BIG-IP ASM Application Security Approach
Web application security is complicated
- Start small, but most of all, start
- Start by implementing the subset of security features that are the easiest to use.
- Since you make marginal gains in protection as you add more complex security features to a policy.
- The more you use a WAF, the easier it gets
- With practice, you eventually progress to implementing more complex security features and varying levels of protection across individual security policies for multiple applications.
- Get familiar with the implications of the trade-off between an increased level of protection and an increased level of associated administrative effort.
- Assess the appropriate approach for each new application you want to protect with WAF, considerations:
- Is the level of application security proportional to the level of threat?
- Is the level of application security proportional to the value of the application and its data?
- Is the level of administrative effort required justified by the threat-level, application, and data?
- The BIG-IP ASM system is designed to help
- Policy Builder
- Blocking and Transparent enforcement modes
The BIG-IP ASM system is designed to help
The BIG-IP ASM system provides tools that can shorten your time to WAF proficiency and reduce the risk of disruption to your applications as you learn.
- Policy Builder
- When you use BIG-IP ASM Policy Builder in Automatic learning mode,
- The system identifies legitimate application usage
- And begins to build your security policy based on a statistical analysis of your traffic and the intended behavior of your application.
- It’s tempting to delegate ongoing maintenance of your security policy to Policy Builder, but there is a risk that it may incorrectly interpret and block genuine traffic.
- Therefore, you should monitor the suggestions it makes for any corrections. This process is a great way to start using and learning about your WAF.
- You direct Policy Builder to create a security policy that is looser or tighter by specifying how the policy learns which entities to block and allow, including file types, parameters, URLs, cookies, and redirection domains.
- Negative security approach (one end of the security spectrum), which excludes (denylists), entities that you specify from the application.
- The policy identifies which entities to block using wildcards (pattern matching)
- And relaxes a wildcard when false positives occur, resulting in a security policy that is looser, but easier to manage.
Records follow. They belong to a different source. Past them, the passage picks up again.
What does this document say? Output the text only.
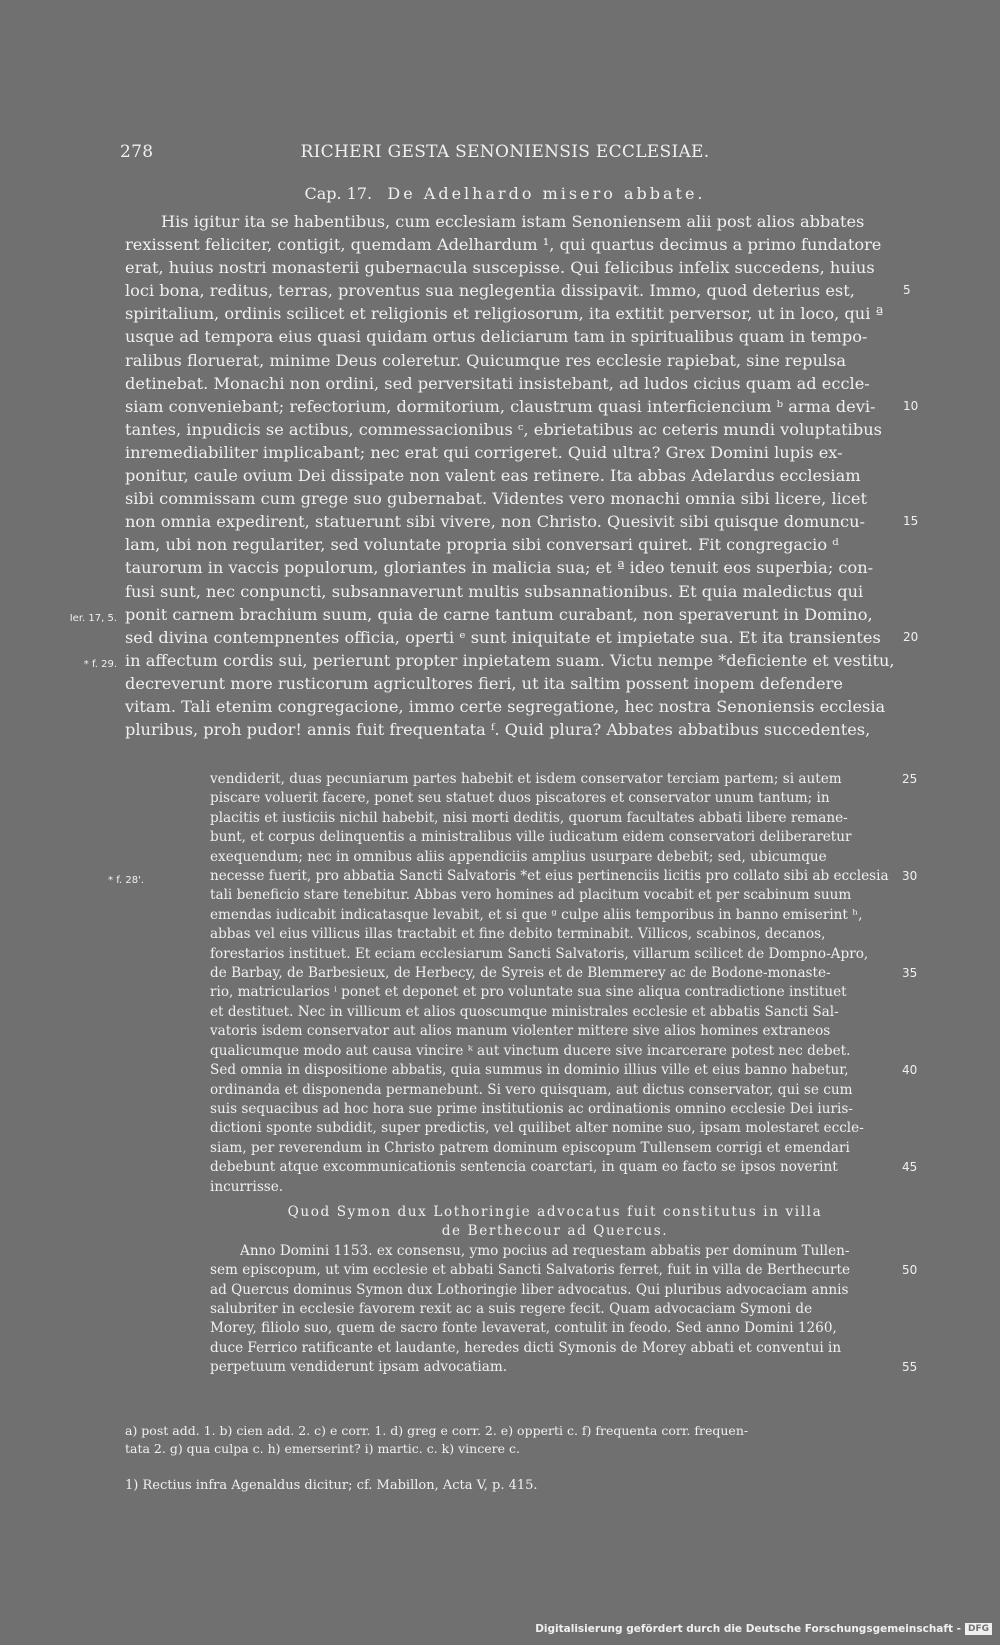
278	RICHERI GESTA SENONIENSIS ECCLESIAE.
Cap. 17. De Adelhardo misero abbate.
His igitur ita se habentibus, cum ecclesiam istam Senoniensem alii post alios abbates
rexissent feliciter, contigit, quemdam Adelhardum ¹, qui quartus decimus a primo fundatore
erat, huius nostri monasterii gubernacula suscepisse. Qui felicibus infelix succedens, huius
loci bona, reditus, terras, proventus sua neglegentia dissipavit. Immo, quod deterius est,	5
spiritalium, ordinis scilicet et religionis et religiosorum, ita extitit perversor, ut in loco, qui ª
usque ad tempora eius quasi quidam ortus deliciarum tam in spiritualibus quam in tempo-
ralibus floruerat, minime Deus coleretur. Quicumque res ecclesie rapiebat, sine repulsa
detinebat. Monachi non ordini, sed perversitati insistebant, ad ludos cicius quam ad eccle-
siam conveniebant; refectorium, dormitorium, claustrum quasi interficiencium ᵇ arma devi- 10
tantes, inpudicis se actibus, commessacionibus ᶜ, ebrietatibus ac ceteris mundi voluptatibus
inremediabiliter implicabant; nec erat qui corrigeret. Quid ultra? Grex Domini lupis ex-
ponitur, caule ovium Dei dissipate non valent eas retinere. Ita abbas Adelardus ecclesiam
sibi commissam cum grege suo gubernabat. Videntes vero monachi omnia sibi licere, licet
non omnia expedirent, statuerunt sibi vivere, non Christo. Quesivit sibi quisque domuncu-	15
lam, ubi non regulariter, sed voluntate propria sibi conversari quiret. Fit congregacio ᵈ
taurorum in vaccis populorum, gloriantes in malicia sua; et ª ideo tenuit eos superbia; con-
fusi sunt, nec conpuncti, subsannaverunt multis subsannationibus. Et quia maledictus qui
ponit carnem brachium suum, quia de carne tantum curabant, non speraverunt in Domino,
Ier. 17, 5.
sed divina contempnentes officia, operti ᵉ sunt iniquitate et impietate sua. Et ita transientes 20
in affectum cordis sui, perierunt propter inpietatem suam. Victu nempe *deficiente et vestitu,
* f. 29.
decreverunt more rusticorum agricultores fieri, ut ita saltim possent inopem defendere
vitam. Tali etenim congregacione, immo certe segregatione, hec nostra Senoniensis ecclesia
pluribus, proh pudor! annis fuit frequentata ᶠ. Quid plura? Abbates abbatibus succedentes,
vendiderit, duas pecuniarum partes habebit et isdem conservator terciam partem; si autem	25
piscare voluerit facere, ponet seu statuet duos piscatores et conservator unum tantum; in
placitis et iusticiis nichil habebit, nisi morti deditis, quorum facultates abbati libere remane-
bunt, et corpus delinquentis a ministralibus ville iudicatum eidem conservatori deliberaretur
exequendum; nec in omnibus aliis appendiciis amplius usurpare debebit; sed, ubicumque
necesse fuerit, pro abbatia Sancti Salvatoris *et eius pertinenciis licitis pro collato sibi ab ecclesia 30
* f. 28'.
tali beneficio stare tenebitur. Abbas vero homines ad placitum vocabit et per scabinum suum
emendas iudicabit indicatasque levabit, et si que ᵍ culpe aliis temporibus in banno emiserint ʰ,
abbas vel eius villicus illas tractabit et fine debito terminabit. Villicos, scabinos, decanos,
forestarios instituet. Et eciam ecclesiarum Sancti Salvatoris, villarum scilicet de Dompno-Apro,
de Barbay, de Barbesieux, de Herbecy, de Syreis et de Blemmerey ac de Bodone-monaste-	35
rio, matricularios ⁱ ponet et deponet et pro voluntate sua sine aliqua contradictione instituet
et destituet. Nec in villicum et alios quoscumque ministrales ecclesie et abbatis Sancti Sal-
vatoris isdem conservator aut alios manum violenter mittere sive alios homines extraneos
qualicumque modo aut causa vincire ᵏ aut vinctum ducere sive incarcerare potest nec debet.
Sed omnia in dispositione abbatis, quia summus in dominio illius ville et eius banno habetur,	40
ordinanda et disponenda permanebunt. Si vero quisquam, aut dictus conservator, qui se cum
suis sequacibus ad hoc hora sue prime institutionis ac ordinationis omnino ecclesie Dei iuris-
dictioni sponte subdidit, super predictis, vel quilibet alter nomine suo, ipsam molestaret eccle-
siam, per reverendum in Christo patrem dominum episcopum Tullensem corrigi et emendari
debebunt atque excommunicationis sentencia coarctari, in quam eo facto se ipsos noverint	45
incurrisse.
Quod Symon dux Lothoringie advocatus fuit constitutus in villa
de Berthecour ad Quercus.
Anno Domini 1153. ex consensu, ymo pocius ad requestam abbatis per dominum Tullen-
sem episcopum, ut vim ecclesie et abbati Sancti Salvatoris ferret, fuit in villa de Berthecurte	50
ad Quercus dominus Symon dux Lothoringie liber advocatus. Qui pluribus advocaciam annis
salubriter in ecclesie favorem rexit ac a suis regere fecit. Quam advocaciam Symoni de
Morey, filiolo suo, quem de sacro fonte levaverat, contulit in feodo. Sed anno Domini 1260,
duce Ferrico ratificante et laudante, heredes dicti Symonis de Morey abbati et conventui in
perpetuum vendiderunt ipsam advocatiam.	55
a) post add. 1. b) cien add. 2. c) e corr. 1. d) greg e corr. 2. e) opperti c. f) frequenta corr. frequen-
tata 2. g) qua culpa c. h) emerserint? i) martic. c. k) vincere c.
1) Rectius infra Agenaldus dicitur; cf. Mabillon, Acta V, p. 415.
Digitalisierung gefördert durch die Deutsche Forschungsgemeinschaft - DFG
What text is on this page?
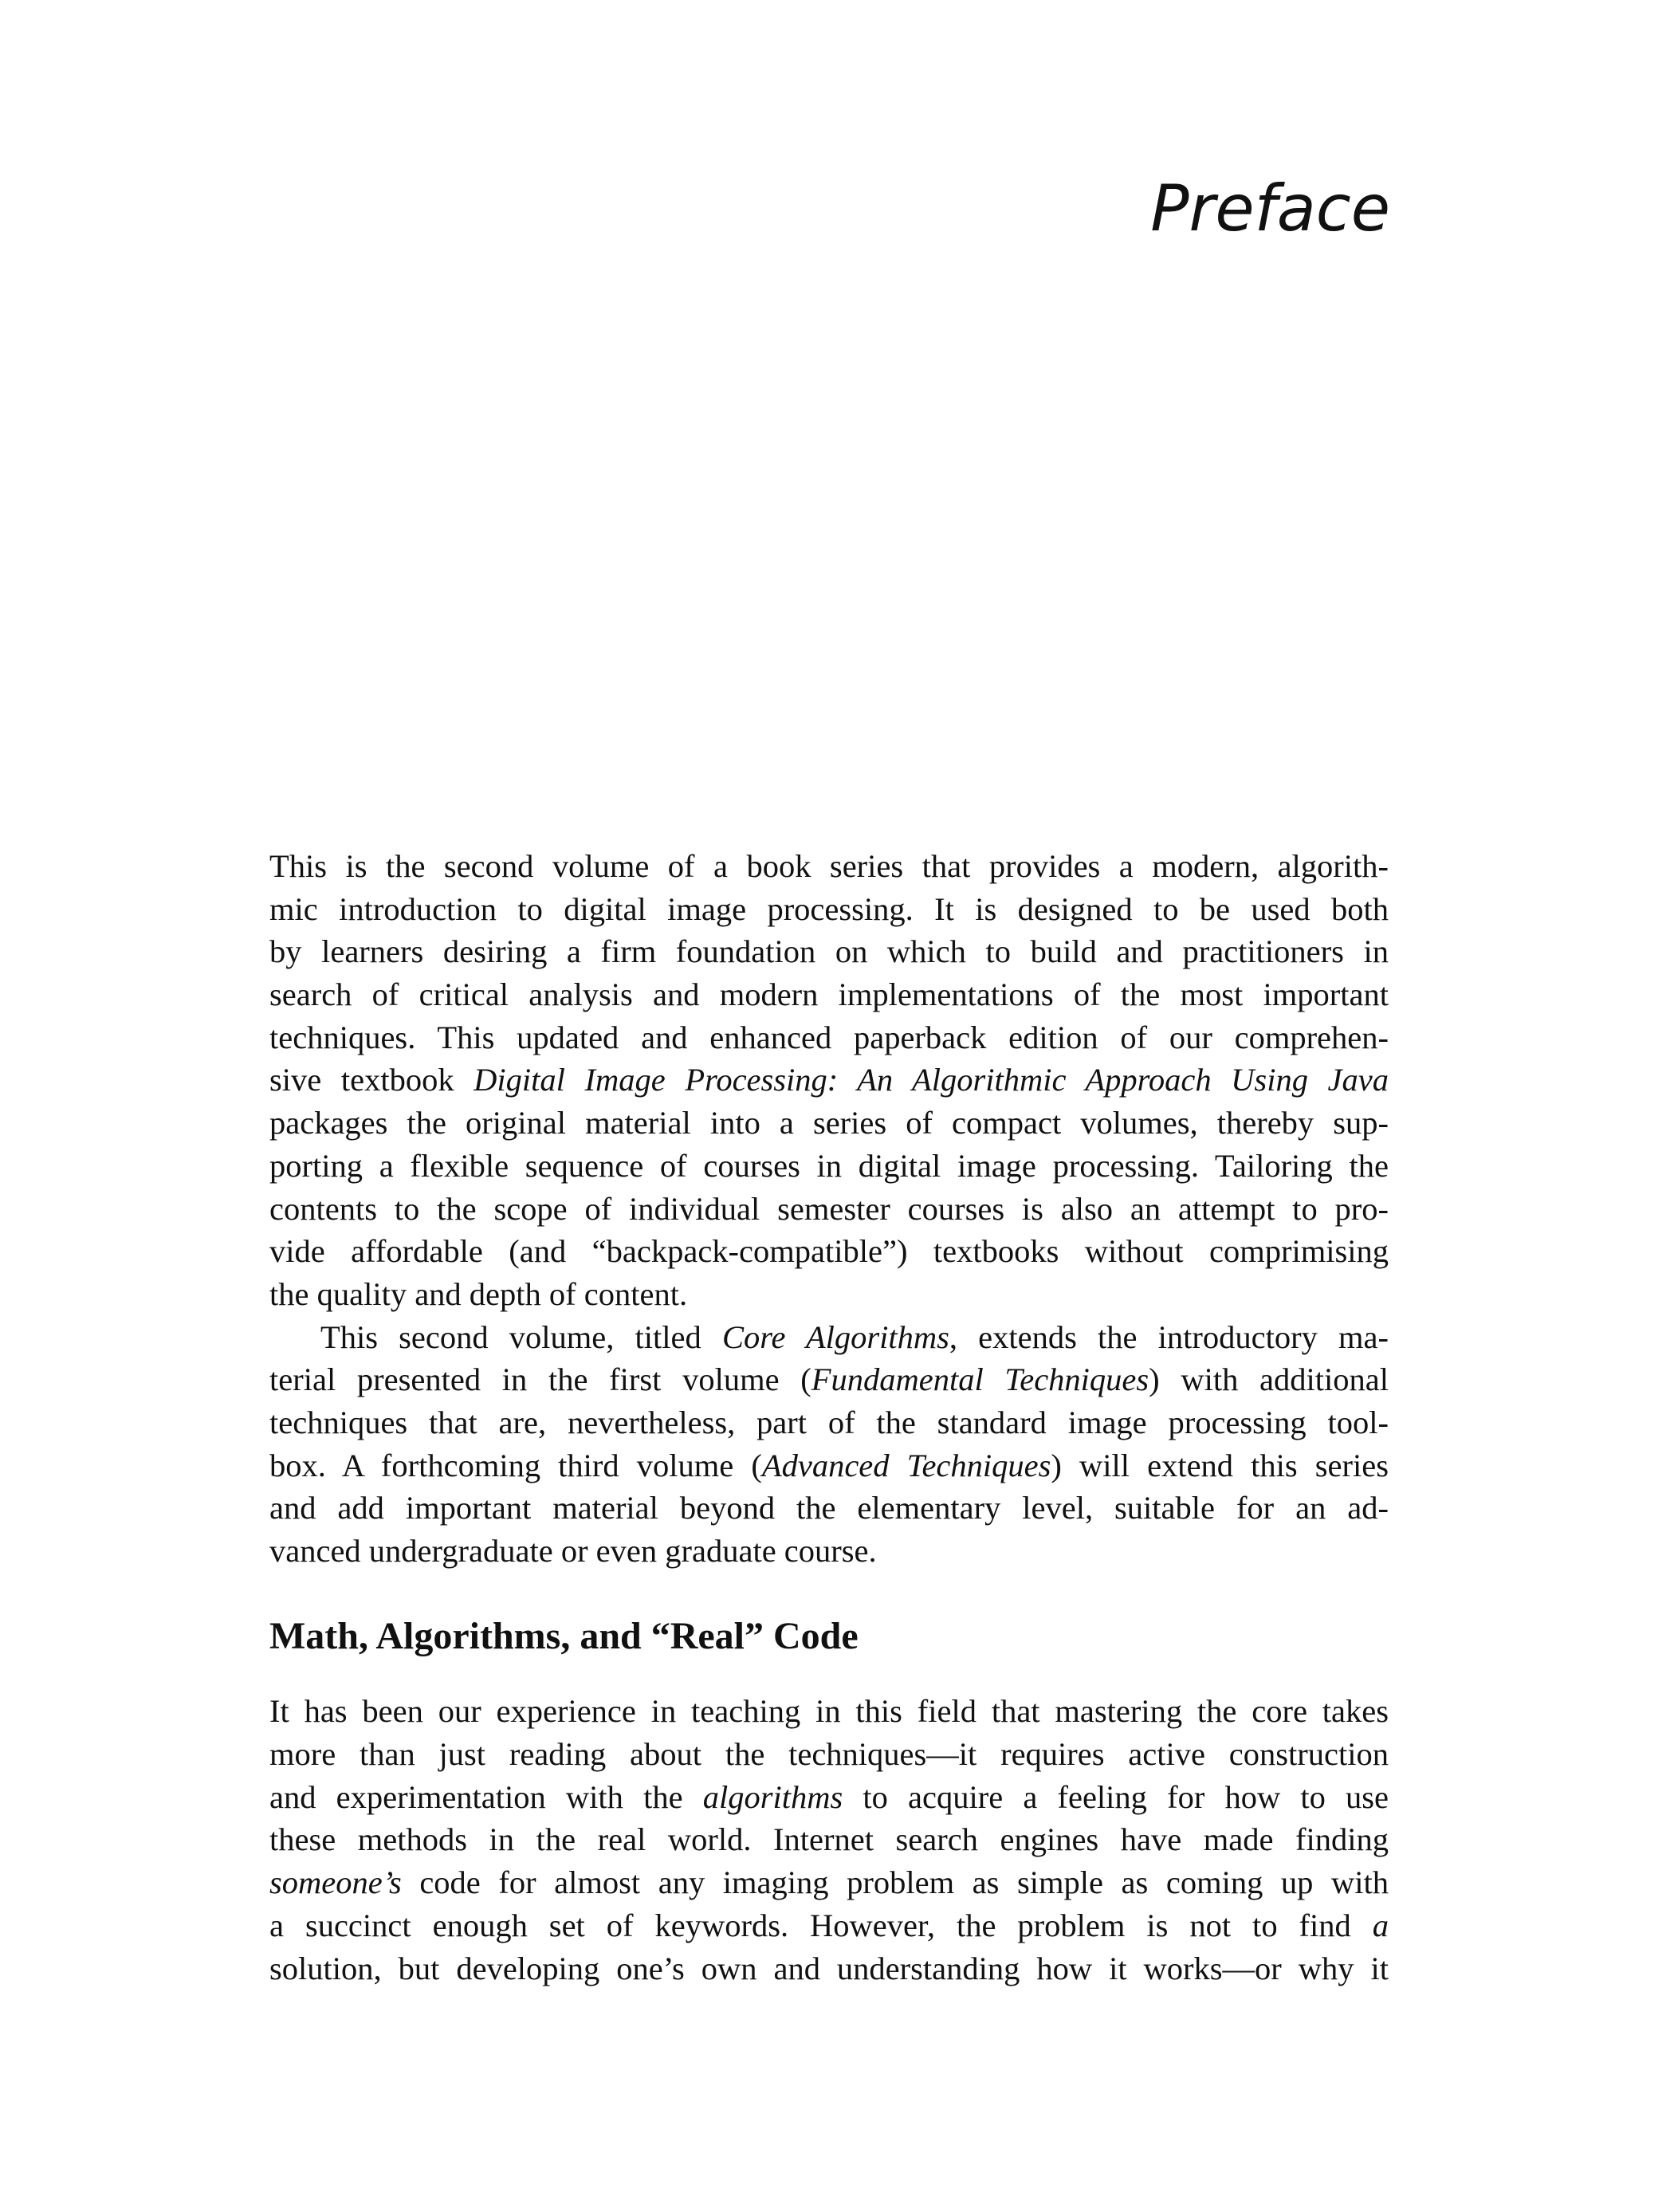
Preface
This is the second volume of a book series that provides a modern, algorith-
mic introduction to digital image processing. It is designed to be used both
by learners desiring a firm foundation on which to build and practitioners in
search of critical analysis and modern implementations of the most important
techniques. This updated and enhanced paperback edition of our comprehen-
sive textbook Digital Image Processing: An Algorithmic Approach Using Java
packages the original material into a series of compact volumes, thereby sup-
porting a flexible sequence of courses in digital image processing. Tailoring the
contents to the scope of individual semester courses is also an attempt to pro-
vide affordable (and “backpack-compatible”) textbooks without comprimising
the quality and depth of content.
This second volume, titled Core Algorithms, extends the introductory ma-
terial presented in the first volume (Fundamental Techniques) with additional
techniques that are, nevertheless, part of the standard image processing tool-
box. A forthcoming third volume (Advanced Techniques) will extend this series
and add important material beyond the elementary level, suitable for an ad-
vanced undergraduate or even graduate course.
Math, Algorithms, and “Real” Code
It has been our experience in teaching in this field that mastering the core takes
more than just reading about the techniques—it requires active construction
and experimentation with the algorithms to acquire a feeling for how to use
these methods in the real world. Internet search engines have made finding
someone’s code for almost any imaging problem as simple as coming up with
a succinct enough set of keywords. However, the problem is not to find a
solution, but developing one’s own and understanding how it works—or why it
- Positive security approach (the other end of the security spectrum), which uses accept lists to identify the entities that can access the application.
- This technique eliminates wildcards in favor of comprehensive accept lists of allowed entities
- Resulting in a large, granular configuration that provides strict security but is more cumbersome to manage.
- There are, of course, learning options in the middle of this spectrum that combine the two approaches.
- In the final stage, Policy Builder further refines the security policy until it is stable and ready to enforce the requisite security features.
- When you use BIG-IP ASM Policy Builder in Automatic learning mode,
- Blocking and Transparent enforcement modes
- A security policy’s enforcement mode specifies whether the system simply logs traffic that triggers a security policy violation or blocks it. In Transparent enforcement mode, violations do not block traffic, but in Blocking mode, they do.
- It’s common for administrators to only move applications from Transparent to Blocking enforcement mode after a period spent monitoring the system’s security violation data and gaining confidence in the accuracy of the policy. In this way, the BIG-IP ASM system helps administrators lower the risk of blocking genuine traffic that triggers false positives.
- By providing visibility into security violation data, Transparent enforcement mode also alerts administrators to application attacks that would otherwise go unnoticed without a WAF. This improved awareness helps administrators understand the threat profile their application faces and make informed decisions to protect it.
Progressing with application security
As you gain experience with the WAF capabilities you currently use, you can extend your skills and increase your network’s protection by adding more advanced options to security policies that need it. To help you progress, F5 grouped BIG-IP ASM security features into the following levels of application protection:
- Good
- Elevated
- High
- Maximum
Each grade on the continuum corresponds to an increase in the following:
- Application sensitivity: The application’s exposure to threat.
- Data protection: How valuable the application’s data is.
- Administrative effort: The resources and expense required to maintain the application’s level of security.